Habere göre, Papadopulos, Rubin’in Kıbrıs sorununu “Fiili durum haksızdır ve buna son verilmelidir. Annan planına geri dönmek iyi bir yaklaşım değildir. Türk hükümetinin ne söylediği ve ne yaptığı anahtar olacaktır” şeklinde tanımasının özellikle olumlu olduğunu söyledi:
Rubin’in, Türkiye Başbakanı Recep Tayyip Erdoğan’ın Washington ziyareti sırasında ABD Başkanı Obama’nın Başbakan’ı derin ve detaylı bir tartışmaya çektiği açıklamasına da vurgu yapan Papadopulos, “Rubin tarafından ifade edildiği üzere, Lefkoşa’nın Maraş’la ilgili önerisine ABD’nin destek vereceğini değerlendiriyoruz” dedi.
Maraş ile ilgili sözü öne çıktı
Politis “ABD, Maraş Konusunda Ankara’dan Haber Bekliyor... Rubin Beğenildi” başlıklı haberinde, Rum yönetiminin Rubin’in Kıbrıs sorunu ve Anastasiadis hükümetiyle ilgili açıklamalarından çok memnun olduğunu ve Amerikan unsurunun hem arabuluculuğa bağlı, hem de bundan sonra atılacak adımlar konusunda Rum tarafının tezlerini benimsiyor gördüğünü yazdı.

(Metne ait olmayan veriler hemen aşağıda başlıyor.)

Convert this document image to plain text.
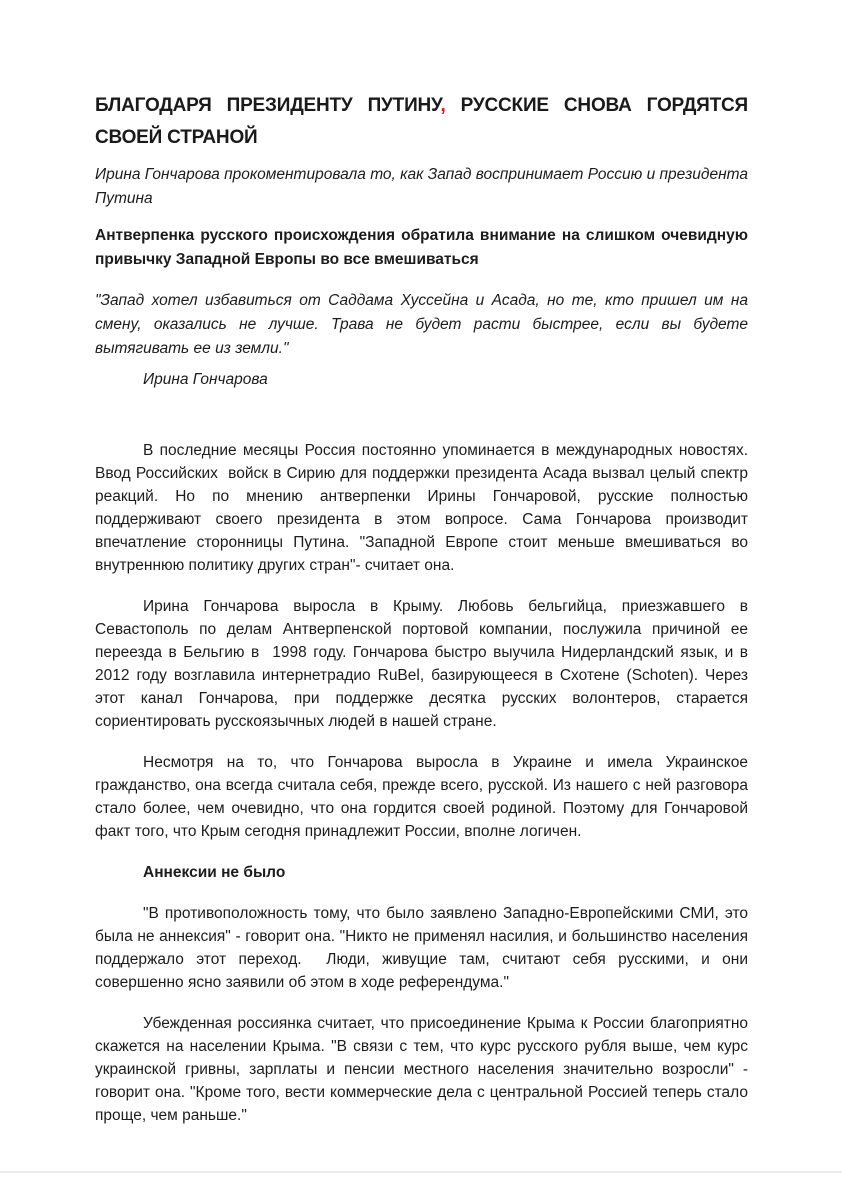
БЛАГОДАРЯ ПРЕЗИДЕНТУ ПУТИНУ, РУССКИЕ СНОВА ГОРДЯТСЯ СВОЕЙ СТРАНОЙ

Ирина Гончарова прокоментировала то, как Запад воспринимает Россию и президента Путина

Антверпенка русского происхождения обратила внимание на слишком очевидную привычку Западной Европы во все вмешиваться

"Запад хотел избавиться от Саддама Хуссейна и Асада, но те, кто пришел им на смену, оказались не лучше. Трава не будет расти быстрее, если вы будете вытягивать ее из земли."

Ирина Гончарова

В последние месяцы Россия постоянно упоминается в международных новостях. Ввод Российских  войск в Сирию для поддержки президента Асада вызвал целый спектр реакций. Но по мнению антверпенки Ирины Гончаровой, русские полностью поддерживают своего президента в этом вопросе. Сама Гончарова производит впечатление сторонницы Путина. "Западной Европе стоит меньше вмешиваться во внутреннюю политику других стран"- считает она.

Ирина Гончарова выросла в Крыму. Любовь бельгийца, приезжавшего в Севастополь по делам Антверпенской портовой компании, послужила причиной ее переезда в Бельгию в  1998 году. Гончарова быстро выучила Нидерландский язык, и в 2012 году возглавила интернетрадио RuBel, базирующееся в Схотене (Schoten). Через этот канал Гончарова, при поддержке десятка русских волонтеров, старается сориентировать русскоязычных людей в нашей стране.

Несмотря на то, что Гончарова выросла в Украине и имела Украинское гражданство, она всегда считала себя, прежде всего, русской. Из нашего с ней разговора стало более, чем очевидно, что она гордится своей родиной. Поэтому для Гончаровой факт того, что Крым сегодня принадлежит России, вполне логичен.

Аннексии не было

"В противоположность тому, что было заявлено Западно-Европейскими СМИ, это была не аннексия" - говорит она. "Никто не применял насилия, и большинство населения поддержало этот переход.  Люди, живущие там, считают себя русскими, и они совершенно ясно заявили об этом в ходе референдума."

Убежденная россиянка считает, что присоединение Крыма к России благоприятно скажется на населении Крыма. "В связи с тем, что курс русского рубля выше, чем курс украинской гривны, зарплаты и пенсии местного населения значительно возросли" - говорит она. "Кроме того, вести коммерческие дела с центральной Россией теперь стало проще, чем раньше."
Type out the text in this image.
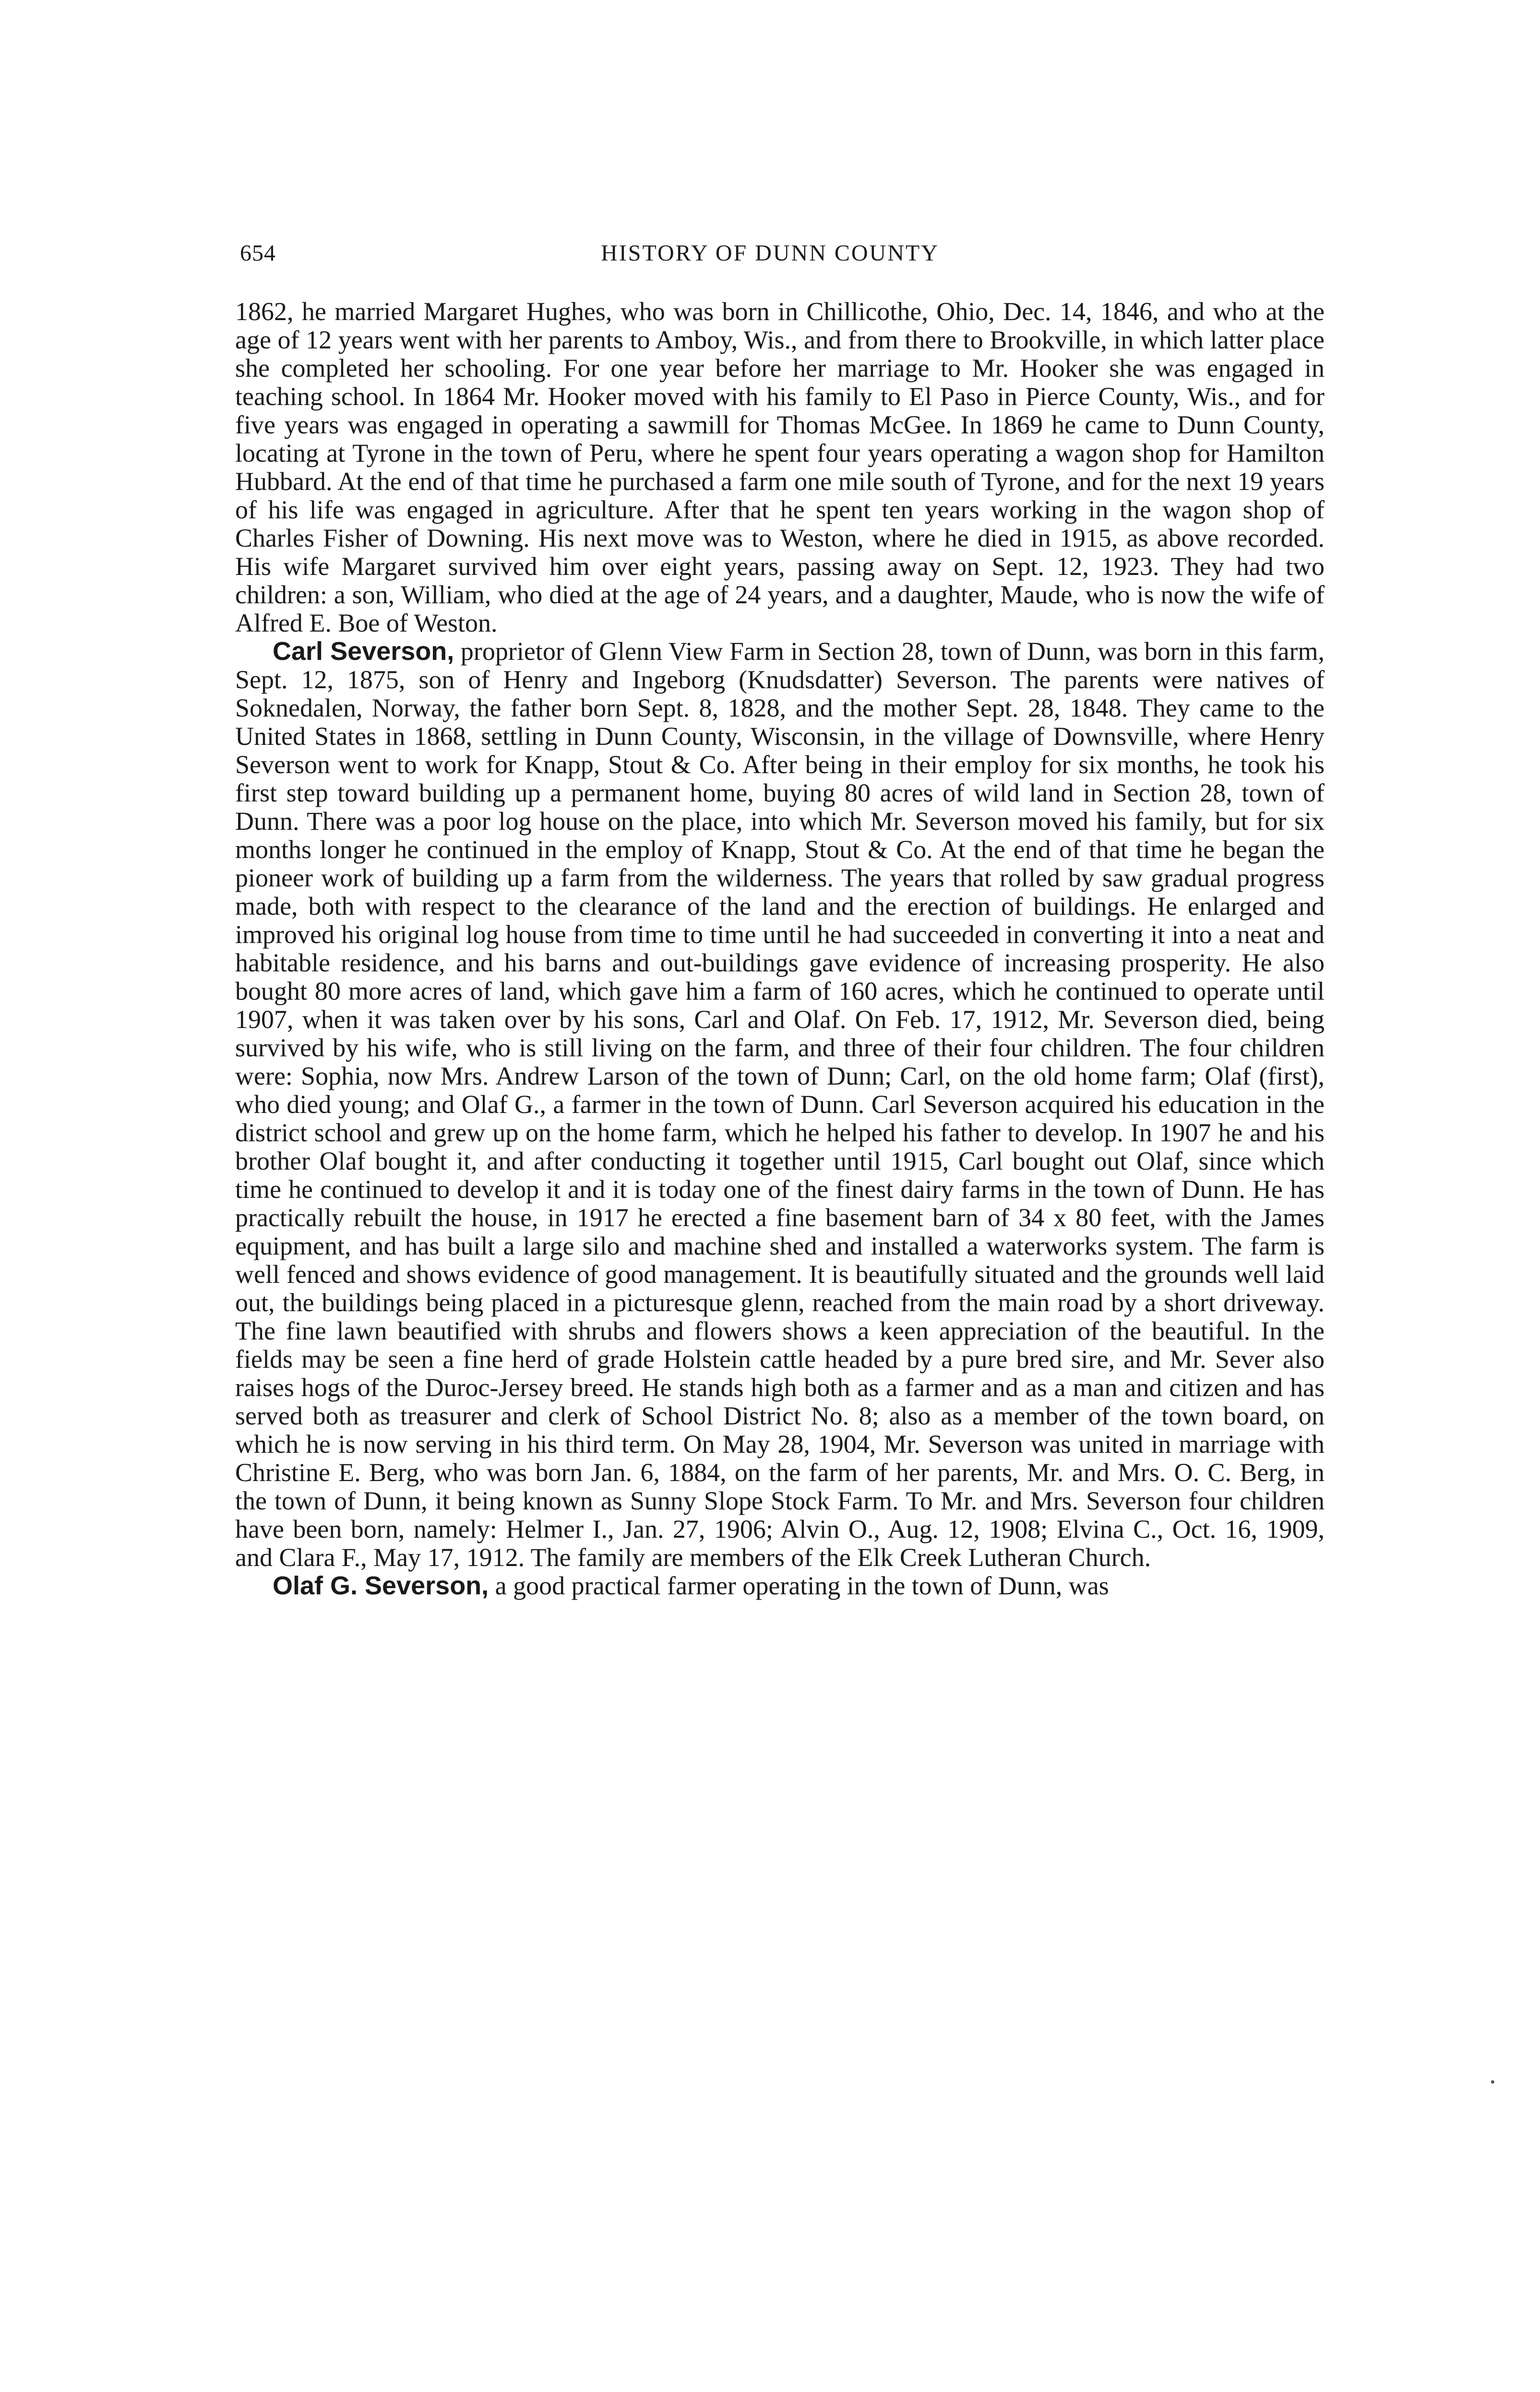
654	HISTORY OF DUNN COUNTY

1862, he married Margaret Hughes, who was born in Chillicothe, Ohio, Dec. 14, 1846, and who at the age of 12 years went with her parents to Amboy, Wis., and from there to Brookville, in which latter place she completed her schooling. For one year before her marriage to Mr. Hooker she was engaged in teaching school. In 1864 Mr. Hooker moved with his family to El Paso in Pierce County, Wis., and for five years was engaged in operating a sawmill for Thomas McGee. In 1869 he came to Dunn County, locating at Tyrone in the town of Peru, where he spent four years operating a wagon shop for Hamilton Hubbard. At the end of that time he purchased a farm one mile south of Tyrone, and for the next 19 years of his life was engaged in agriculture. After that he spent ten years working in the wagon shop of Charles Fisher of Downing. His next move was to Weston, where he died in 1915, as above recorded. His wife Margaret survived him over eight years, passing away on Sept. 12, 1923. They had two children: a son, William, who died at the age of 24 years, and a daughter, Maude, who is now the wife of Alfred E. Boe of Weston.

Carl Severson, proprietor of Glenn View Farm in Section 28, town of Dunn, was born in this farm, Sept. 12, 1875, son of Henry and Ingeborg (Knudsdatter) Severson. The parents were natives of Soknedalen, Norway, the father born Sept. 8, 1828, and the mother Sept. 28, 1848. They came to the United States in 1868, settling in Dunn County, Wisconsin, in the village of Downsville, where Henry Severson went to work for Knapp, Stout & Co. After being in their employ for six months, he took his first step toward building up a permanent home, buying 80 acres of wild land in Section 28, town of Dunn. There was a poor log house on the place, into which Mr. Severson moved his family, but for six months longer he continued in the employ of Knapp, Stout & Co. At the end of that time he began the pioneer work of building up a farm from the wilderness. The years that rolled by saw gradual progress made, both with respect to the clearance of the land and the erection of buildings. He enlarged and improved his original log house from time to time until he had succeeded in converting it into a neat and habitable residence, and his barns and out-buildings gave evidence of increasing prosperity. He also bought 80 more acres of land, which gave him a farm of 160 acres, which he continued to operate until 1907, when it was taken over by his sons, Carl and Olaf. On Feb. 17, 1912, Mr. Severson died, being survived by his wife, who is still living on the farm, and three of their four children. The four children were: Sophia, now Mrs. Andrew Larson of the town of Dunn; Carl, on the old home farm; Olaf (first), who died young; and Olaf G., a farmer in the town of Dunn. Carl Severson acquired his education in the district school and grew up on the home farm, which he helped his father to develop. In 1907 he and his brother Olaf bought it, and after conducting it together until 1915, Carl bought out Olaf, since which time he continued to develop it and it is today one of the finest dairy farms in the town of Dunn. He has practically rebuilt the house, in 1917 he erected a fine basement barn of 34 x 80 feet, with the James equipment, and has built a large silo and machine shed and installed a waterworks system. The farm is well fenced and shows evidence of good management. It is beautifully situated and the grounds well laid out, the buildings being placed in a picturesque glenn, reached from the main road by a short driveway. The fine lawn beautified with shrubs and flowers shows a keen appreciation of the beautiful. In the fields may be seen a fine herd of grade Holstein cattle headed by a pure bred sire, and Mr. Sever also raises hogs of the Duroc-Jersey breed. He stands high both as a farmer and as a man and citizen and has served both as treasurer and clerk of School District No. 8; also as a member of the town board, on which he is now serving in his third term. On May 28, 1904, Mr. Severson was united in marriage with Christine E. Berg, who was born Jan. 6, 1884, on the farm of her parents, Mr. and Mrs. O. C. Berg, in the town of Dunn, it being known as Sunny Slope Stock Farm. To Mr. and Mrs. Severson four children have been born, namely: Helmer I., Jan. 27, 1906; Alvin O., Aug. 12, 1908; Elvina C., Oct. 16, 1909, and Clara F., May 17, 1912. The family are members of the Elk Creek Lutheran Church.

Olaf G. Severson, a good practical farmer operating in the town of Dunn, was

•
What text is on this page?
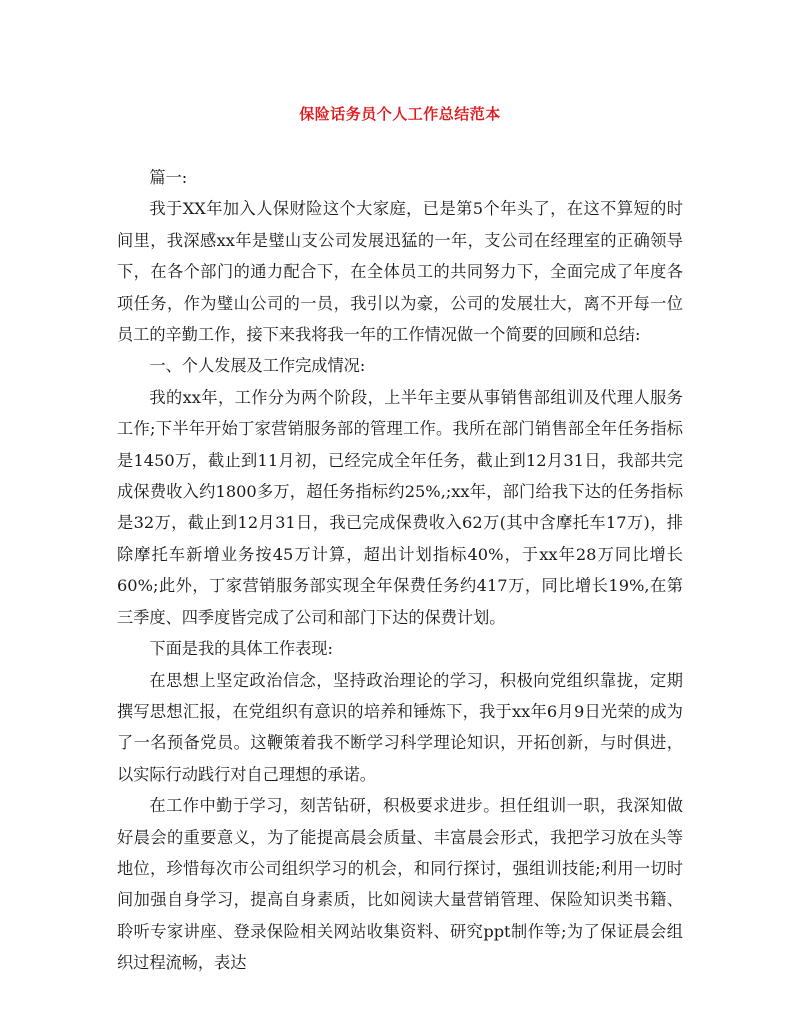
保险话务员个人工作总结范本

篇一:

我于XX年加入人保财险这个大家庭，已是第5个年头了，在这不算短的时间里，我深感xx年是璧山支公司发展迅猛的一年，支公司在经理室的正确领导下，在各个部门的通力配合下，在全体员工的共同努力下，全面完成了年度各项任务，作为璧山公司的一员，我引以为豪，公司的发展壮大，离不开每一位员工的辛勤工作，接下来我将我一年的工作情况做一个简要的回顾和总结:

一、个人发展及工作完成情况:

我的xx年，工作分为两个阶段，上半年主要从事销售部组训及代理人服务工作;下半年开始丁家营销服务部的管理工作。我所在部门销售部全年任务指标是1450万，截止到11月初，已经完成全年任务，截止到12月31日，我部共完成保费收入约1800多万，超任务指标约25%,;xx年，部门给我下达的任务指标是32万，截止到12月31日，我已完成保费收入62万(其中含摩托车17万)，排除摩托车新增业务按45万计算，超出计划指标40%，于xx年28万同比增长60%;此外，丁家营销服务部实现全年保费任务约417万，同比增长19%,在第三季度、四季度皆完成了公司和部门下达的保费计划。

下面是我的具体工作表现:

在思想上坚定政治信念，坚持政治理论的学习，积极向党组织靠拢，定期撰写思想汇报，在党组织有意识的培养和锤炼下，我于xx年6月9日光荣的成为了一名预备党员。这鞭策着我不断学习科学理论知识，开拓创新，与时俱进，以实际行动践行对自己理想的承诺。

在工作中勤于学习，刻苦钻研，积极要求进步。担任组训一职，我深知做好晨会的重要意义，为了能提高晨会质量、丰富晨会形式，我把学习放在头等地位，珍惜每次市公司组织学习的机会，和同行探讨，强组训技能;利用一切时间加强自身学习，提高自身素质，比如阅读大量营销管理、保险知识类书籍、聆听专家讲座、登录保险相关网站收集资料、研究ppt制作等;为了保证晨会组织过程流畅，表达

Gazete Eric Rubin’in PSEKA’daki konuşmasında, (bir soru üzerine) Maraş’la ilgili “Ankara’dan kentin iadesiyle ilgili gerçek bir taahhüt işitmeyi beklediği sözlerinin öne çıktığını belirterek diplomatik kaynakların bu sözleri, “Ankara’yı hedef alan nokta atışı” olarak algıladıklarını ve şimdi ABD’nin Türk hükümetinden jest beklemekte olduğu yorumunda bulunduklarını yazdı.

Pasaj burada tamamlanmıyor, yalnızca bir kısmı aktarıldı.